Все эти и подобные им образы, включая Беатриче на колеснице, можно и нужно расчленять с точки зрения тех структурно-семантических методов, которыми Данте пользуется для их конструирования. Но ясно, что здесь перед нами единая и нераздельная картина. Вполне ясной оказывается здесь как многомерная символика, так и ее слитность в одно нераздельное целое.

Весь "Фауст" Гёте, если остановиться на одной из возможных его интерпретаций, есть оправдание и апофеоз вечных стремлений человека к высшим идеалам, несмотря на все падения, грехи и даже преступления, которые человек совершает на путях своего вечного стремления. Об этом только и говорит "пролог на небесах"(этой трагедии, об этом также только и говорит весь ее эпилог. Синтетический характер всех этих образов до того очевиден, что едва ли даже нуждается в комментарии.

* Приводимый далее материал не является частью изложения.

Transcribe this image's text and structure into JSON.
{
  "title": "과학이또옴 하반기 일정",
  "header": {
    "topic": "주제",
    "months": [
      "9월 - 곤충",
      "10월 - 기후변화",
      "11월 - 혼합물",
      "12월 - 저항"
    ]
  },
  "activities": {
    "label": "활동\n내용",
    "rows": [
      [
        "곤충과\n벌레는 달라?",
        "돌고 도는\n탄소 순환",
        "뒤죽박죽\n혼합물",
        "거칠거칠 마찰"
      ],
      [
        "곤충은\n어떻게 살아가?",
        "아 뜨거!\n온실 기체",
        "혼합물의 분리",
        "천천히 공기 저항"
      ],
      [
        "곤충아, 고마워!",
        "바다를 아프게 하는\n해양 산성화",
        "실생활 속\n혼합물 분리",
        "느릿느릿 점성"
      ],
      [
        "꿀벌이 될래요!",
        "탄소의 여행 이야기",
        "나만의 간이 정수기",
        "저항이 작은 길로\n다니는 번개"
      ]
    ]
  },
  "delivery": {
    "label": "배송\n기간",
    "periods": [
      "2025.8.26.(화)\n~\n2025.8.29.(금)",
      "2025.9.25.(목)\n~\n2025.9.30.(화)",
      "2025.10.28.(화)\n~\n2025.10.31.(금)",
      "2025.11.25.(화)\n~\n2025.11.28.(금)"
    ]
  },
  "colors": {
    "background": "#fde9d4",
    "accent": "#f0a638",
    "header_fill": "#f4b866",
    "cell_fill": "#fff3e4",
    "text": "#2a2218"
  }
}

Относительно этих знаменитых творений Данте и Гёте необходимо сказать, что теория символа как общности, разлагаемой в бесконечный ряд, или как порождающей модели на них ощущается особенно ярко. То и другое произведение является символом человеческой жизни, правда, в совершенно разных ее пониманиях, и против этого не сможет возразить никакой скептик. Однако исследование обнаруживает, что эти основные символы жизни развертываются здесь в бесконечный ряд образов, то более, то менее близких один к другому и стремящихся к совершенно ясно формулированному пределу. Этот бесконечный ряд, в который разлагается основная функция жизни, то есть основное ее понимание, представлен в обоих произведениях как имманентно, то есть в виде символов первой степени, так и с переходом в бесконечные дали. Имманентная символика в ее последовательном развитии обследуется уже в традиционных работах по Данте и Гёте. Но и уход основного символа в бесконечные дали также понятен в обоих произведениях, поскольку эти последние претендуют на философию всей космической и человеческой жизни вообще. Это разложение в бесконечный ряд особенно ярко заметно в "Фаусте", потому что его основная идея, оправдание человеческих стремлений, уже во всяком случае предполагает стрем(174)ление как уходящее вдаль и возникающее все с новой и новой силой стремление, каждый раз выражаемое при помощи того или иного художественного образа. Оба великих произведения только и можно охватить при помощи теории символа как бесконечно порождающей модели, и при более подробном анализе это можно было бы обнаружить и доказать на всяком мельчайшем моменте их сюжетного развития. Уже по одному этому символику Данте и Гёте нужно считать многомерной, не говоря уже о наличии здесь как аллегорических, так и типологических конструкций.

 

Коснемся теперь двух-трех примеров на художественную символику, в которой уже нет никакой мифологии, а если и есть какая-нибудь аллегория, то только в самом зачаточном виде. Напомним, что символика первой степени есть символика имманентная самому художественному образу; и есть символика второй степени, которая далеко уходит за пределы данной художественной образности и строит бесконечный ряд вполне инородных перевоплощений.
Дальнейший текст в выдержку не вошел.